Surnommée le "Tigre de la Baltique" pour son passage rapide d'une économie centralisée à l'économie de marché et pour sa croissance impressionnante, l'Estonie a déjà tenté en 2007 d'adopter l'euro mais elle a raté son but à cause d'une inflation trop élevée.

Le pays a ensuite été touché de plein fouet par la crise mondiale.
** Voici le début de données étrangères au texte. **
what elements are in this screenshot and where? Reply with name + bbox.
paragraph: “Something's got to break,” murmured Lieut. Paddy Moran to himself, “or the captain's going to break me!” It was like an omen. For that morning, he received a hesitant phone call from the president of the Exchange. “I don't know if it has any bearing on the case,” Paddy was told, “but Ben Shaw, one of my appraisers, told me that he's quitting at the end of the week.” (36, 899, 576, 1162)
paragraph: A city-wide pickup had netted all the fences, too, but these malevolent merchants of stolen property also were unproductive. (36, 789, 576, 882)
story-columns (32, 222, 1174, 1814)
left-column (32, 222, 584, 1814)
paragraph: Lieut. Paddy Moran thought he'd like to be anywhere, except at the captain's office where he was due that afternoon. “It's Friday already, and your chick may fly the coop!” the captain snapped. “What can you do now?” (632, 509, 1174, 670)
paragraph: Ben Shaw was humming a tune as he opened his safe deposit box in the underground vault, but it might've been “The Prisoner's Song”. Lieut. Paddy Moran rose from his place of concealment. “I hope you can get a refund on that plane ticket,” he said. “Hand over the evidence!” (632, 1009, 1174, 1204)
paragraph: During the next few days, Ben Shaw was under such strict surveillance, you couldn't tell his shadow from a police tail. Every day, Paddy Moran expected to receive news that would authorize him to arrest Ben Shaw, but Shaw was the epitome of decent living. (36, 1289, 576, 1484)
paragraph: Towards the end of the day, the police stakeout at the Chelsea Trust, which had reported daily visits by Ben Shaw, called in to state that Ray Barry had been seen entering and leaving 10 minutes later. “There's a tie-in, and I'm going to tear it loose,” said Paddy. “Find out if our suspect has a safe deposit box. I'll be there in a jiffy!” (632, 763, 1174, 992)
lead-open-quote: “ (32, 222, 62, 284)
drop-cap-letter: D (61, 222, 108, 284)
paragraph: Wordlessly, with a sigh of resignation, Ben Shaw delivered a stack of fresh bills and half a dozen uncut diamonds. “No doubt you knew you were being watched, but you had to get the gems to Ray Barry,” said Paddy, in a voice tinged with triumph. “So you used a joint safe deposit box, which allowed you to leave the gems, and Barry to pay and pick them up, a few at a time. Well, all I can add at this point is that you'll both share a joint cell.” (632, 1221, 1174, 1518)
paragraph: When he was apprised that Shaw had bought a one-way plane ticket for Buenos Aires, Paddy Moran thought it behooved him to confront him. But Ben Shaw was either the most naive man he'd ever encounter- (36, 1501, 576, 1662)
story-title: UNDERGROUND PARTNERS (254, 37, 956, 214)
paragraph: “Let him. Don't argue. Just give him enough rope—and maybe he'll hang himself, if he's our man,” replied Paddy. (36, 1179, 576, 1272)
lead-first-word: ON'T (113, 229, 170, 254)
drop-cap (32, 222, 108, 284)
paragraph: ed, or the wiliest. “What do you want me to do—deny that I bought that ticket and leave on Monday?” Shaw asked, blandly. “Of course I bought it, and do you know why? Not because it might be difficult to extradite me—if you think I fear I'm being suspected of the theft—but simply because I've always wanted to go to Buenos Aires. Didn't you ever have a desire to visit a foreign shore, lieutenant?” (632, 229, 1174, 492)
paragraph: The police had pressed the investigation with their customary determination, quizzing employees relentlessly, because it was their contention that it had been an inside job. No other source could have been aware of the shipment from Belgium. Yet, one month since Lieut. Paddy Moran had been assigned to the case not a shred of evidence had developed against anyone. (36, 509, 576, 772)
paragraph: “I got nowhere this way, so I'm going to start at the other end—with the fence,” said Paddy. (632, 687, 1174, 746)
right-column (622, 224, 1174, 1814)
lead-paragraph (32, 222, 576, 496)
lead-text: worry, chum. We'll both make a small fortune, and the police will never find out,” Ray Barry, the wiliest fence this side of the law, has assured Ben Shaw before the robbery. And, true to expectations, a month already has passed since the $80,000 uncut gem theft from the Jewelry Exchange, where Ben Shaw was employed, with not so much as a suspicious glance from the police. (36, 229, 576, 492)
Son économie s'est contractée de 14,1% en 2009, soit l'une des plus fortes chutes dans le monde.

En 2010, le PIB estonien devrait toutefois croître de 2,5%, avant une hausse attendue de 3,9% en 2011.

En 2009, ses déficits publics sont chiffrés à 1,7% du PIB et ils devraient baisser à 1,3% en 2010, avant de remonter à 1,6% en 2011.

"La situation actuelle indique clairement que de nombreux autres pays de l'UE devraient avoir des politiques de rigueur comme l'Estonie", a déclaré à l'AFP Andrus Saalik, chef du département de macro-économie au ministère estonien des Finances.

Cependant, pour Anti Poolamets, chef d'un petit mouvement anti-européen et anti-euro, l'adhésion à la monnaie commune est très mauvaise pour l'Estonie. "Pendant les 48 ans passés dans la zone du rouble, notre pouvoir de décision était proche du zéro, et il en sera de même dans la zone euro", a-t-il affirmé à l'AFP.

"Combien de temps un système, dont pratiquement aucun membre ne respecte les critères de Maastricht ou les exigences du pacte de stabilité, peut-il encore tenir?", s'interroge-t-il.

Le Premier ministre Andrus Ansip insiste lui sur le fait que l'adhésion à l'euro "apportera la stabilité et la fin de la spéculation, incompétente sinon malveillante, sur la dévaluation de la couronne".

"L'Estonie aura une monnaie reconnue à l'international. Nous ne devrons plus justifier sa valeur", juge Andrews Soosaar, un homme d'affaires de 54 ans.

Mais Liivi Kutt, un ancien enseignant de 70 ans, ne partage pas son opinion. "J'ai remarqué que les prix ont augmenté et je pense qu'ils augmenteront encore davantage quand l'euro sera là. Je ne comprends pas la nécessité de ce changement", dit-il à l'AFP.